The numerator in this exercise is the expression \( \log_{3}(27) \). To solve it, we need to find the logarithm of 27 with the base 3. Let's remember that a logarithm answers the question: "To what power must the base be raised to produce that number?"
In this situation, we ask: to what power does 3 need to be raised to get 27? Knowing some basic powers can help, and in this case, we realize that 27 is actually \( 3^3 \). This simple observation allows us to say \( \log_{3}(27) = 3 \). This is because if you take 3 to the power of 3, you indeed get 27.
If you know your cube numbers, this step is often quick to compute! So, calculating the numerator was a matter of identifying that 27 is a power of 3.

Next, we tackle the denominator which is \( \log_{4}\left(\frac{1}{64}\right) \). Evaluating this requires understanding how negative exponents and the properties of logarithms work together. We begin by expressing \( \frac{1}{64} \) in terms of a power of 4.
First, recognize that 64 is a power of 4, because \( 64 = 4^3 \). This is helpful because fractions are often expressions of negative exponents. Therefore, \( \frac{1}{64} \) can be written as \( 4^{-3} \).
Using the property of logarithms, which states that \( \log_{b}(b^x) = x \), we see that \( \log_{4}(4^{-3}) = -3 \). So, by converting the fraction into a negative exponent, we make evaluating the denominator straightforward.

• Step 1: Express \( \frac{1}{64} \) as \( 4^{-3} \).
• Step 2: Use the logarithmic identity to find that \( \log_{4}(4^{-3}) = -3 \).

Logarithmic properties are like a toolkit that simplifies otherwise tricky problems.
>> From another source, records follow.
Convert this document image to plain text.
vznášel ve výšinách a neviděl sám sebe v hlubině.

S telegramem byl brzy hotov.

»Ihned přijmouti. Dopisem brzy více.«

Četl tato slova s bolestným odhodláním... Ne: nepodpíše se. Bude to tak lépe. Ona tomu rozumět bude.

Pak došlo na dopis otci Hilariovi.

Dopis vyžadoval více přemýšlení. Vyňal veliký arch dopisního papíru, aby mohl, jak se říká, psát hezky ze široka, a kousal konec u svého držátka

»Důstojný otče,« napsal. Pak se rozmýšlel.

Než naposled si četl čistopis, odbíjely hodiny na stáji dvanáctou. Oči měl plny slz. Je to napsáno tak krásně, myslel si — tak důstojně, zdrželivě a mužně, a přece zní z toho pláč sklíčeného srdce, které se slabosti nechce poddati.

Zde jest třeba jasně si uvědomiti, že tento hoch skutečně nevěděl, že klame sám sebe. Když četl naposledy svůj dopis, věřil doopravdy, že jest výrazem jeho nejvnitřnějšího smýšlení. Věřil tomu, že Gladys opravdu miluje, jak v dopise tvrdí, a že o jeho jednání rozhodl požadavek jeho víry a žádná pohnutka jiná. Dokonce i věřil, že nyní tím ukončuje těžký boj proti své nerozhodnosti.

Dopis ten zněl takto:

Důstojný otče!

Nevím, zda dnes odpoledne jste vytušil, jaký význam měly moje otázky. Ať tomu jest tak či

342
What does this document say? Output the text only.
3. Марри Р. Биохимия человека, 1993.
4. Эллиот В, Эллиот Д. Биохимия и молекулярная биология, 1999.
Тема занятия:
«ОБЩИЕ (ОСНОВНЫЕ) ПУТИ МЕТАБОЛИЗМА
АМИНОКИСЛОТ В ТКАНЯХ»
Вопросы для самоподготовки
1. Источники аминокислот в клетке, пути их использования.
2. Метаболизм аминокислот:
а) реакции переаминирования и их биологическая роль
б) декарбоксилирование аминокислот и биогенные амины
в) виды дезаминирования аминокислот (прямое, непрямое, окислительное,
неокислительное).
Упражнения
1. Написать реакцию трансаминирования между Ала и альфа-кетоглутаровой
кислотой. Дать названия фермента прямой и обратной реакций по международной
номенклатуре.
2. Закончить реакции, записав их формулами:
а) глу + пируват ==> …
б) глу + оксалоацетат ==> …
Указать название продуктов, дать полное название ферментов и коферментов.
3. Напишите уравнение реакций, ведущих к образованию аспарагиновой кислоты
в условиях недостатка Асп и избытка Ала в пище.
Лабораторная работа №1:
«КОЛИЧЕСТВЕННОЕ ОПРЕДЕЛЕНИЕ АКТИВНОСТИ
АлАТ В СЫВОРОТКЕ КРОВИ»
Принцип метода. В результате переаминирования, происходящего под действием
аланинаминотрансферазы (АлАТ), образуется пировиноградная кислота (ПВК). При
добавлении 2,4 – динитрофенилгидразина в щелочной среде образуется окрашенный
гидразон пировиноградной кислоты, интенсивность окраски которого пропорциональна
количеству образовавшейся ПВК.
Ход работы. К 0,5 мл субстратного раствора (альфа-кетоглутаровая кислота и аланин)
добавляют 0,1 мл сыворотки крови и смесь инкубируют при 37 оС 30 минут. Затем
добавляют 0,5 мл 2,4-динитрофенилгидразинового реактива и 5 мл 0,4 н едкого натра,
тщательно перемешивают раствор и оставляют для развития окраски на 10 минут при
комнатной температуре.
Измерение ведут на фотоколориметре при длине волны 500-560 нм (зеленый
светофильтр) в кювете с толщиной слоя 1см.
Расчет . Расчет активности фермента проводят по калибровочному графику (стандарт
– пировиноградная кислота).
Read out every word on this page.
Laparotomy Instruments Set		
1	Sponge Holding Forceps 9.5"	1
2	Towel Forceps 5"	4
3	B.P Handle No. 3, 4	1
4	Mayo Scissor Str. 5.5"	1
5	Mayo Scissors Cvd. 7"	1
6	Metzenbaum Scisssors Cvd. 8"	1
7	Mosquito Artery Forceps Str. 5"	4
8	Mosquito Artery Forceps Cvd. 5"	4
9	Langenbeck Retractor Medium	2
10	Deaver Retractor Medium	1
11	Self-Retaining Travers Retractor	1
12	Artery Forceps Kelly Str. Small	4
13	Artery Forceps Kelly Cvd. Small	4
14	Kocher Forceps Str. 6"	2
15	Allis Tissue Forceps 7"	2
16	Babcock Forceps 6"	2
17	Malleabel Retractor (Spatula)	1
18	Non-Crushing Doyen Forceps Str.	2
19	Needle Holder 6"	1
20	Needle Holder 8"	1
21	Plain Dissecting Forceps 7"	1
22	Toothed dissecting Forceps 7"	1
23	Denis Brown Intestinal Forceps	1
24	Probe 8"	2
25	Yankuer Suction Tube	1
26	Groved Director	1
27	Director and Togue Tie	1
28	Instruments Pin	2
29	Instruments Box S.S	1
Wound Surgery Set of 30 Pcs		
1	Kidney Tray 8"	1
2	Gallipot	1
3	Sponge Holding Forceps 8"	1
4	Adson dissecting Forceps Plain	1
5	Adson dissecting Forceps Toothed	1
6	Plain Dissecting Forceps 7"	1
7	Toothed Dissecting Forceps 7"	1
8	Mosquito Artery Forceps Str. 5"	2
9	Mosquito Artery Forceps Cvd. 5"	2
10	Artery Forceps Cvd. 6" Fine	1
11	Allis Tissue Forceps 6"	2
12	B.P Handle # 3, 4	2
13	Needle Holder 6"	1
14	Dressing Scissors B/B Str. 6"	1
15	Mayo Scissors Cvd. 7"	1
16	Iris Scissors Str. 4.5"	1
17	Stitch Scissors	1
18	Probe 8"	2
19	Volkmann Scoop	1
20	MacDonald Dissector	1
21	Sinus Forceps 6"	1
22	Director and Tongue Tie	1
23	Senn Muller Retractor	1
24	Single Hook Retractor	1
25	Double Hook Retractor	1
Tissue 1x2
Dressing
For this problem, we used a couple of key properties. First, the property that helped with the numerator: \( \log_{b}(b^x) = x \). This property states that if you have a logarithm where the base and the exponential base match, the result is simply the exponent.
Another property used was that related to fractions in exponents. For the denominator, expressing a number as a fractional power (negative exponent) opened the door to an easy evaluation. By recognizing that \( a^{-b} \) translates to \( 1/a^b \), it becomes easier to find log expressions where negative parts can correspond directly with their positive counterparts.
Bringing it all together, once both parts are evaluated using these properties, dividing the results became straightforward: \( \frac{3}{-3} = -1 \). This confirmed that the original problem statement was correct—that the complex expressions and their log evaluations indeed simplified to \(-1 \). Understanding and applying these properties effectively can turn intimidating-looking expressions into manageable calculations.

• Matching the base and the exponent leads directly to the power.
• Negative exponents transform naturally into fractional logarithmic expressions.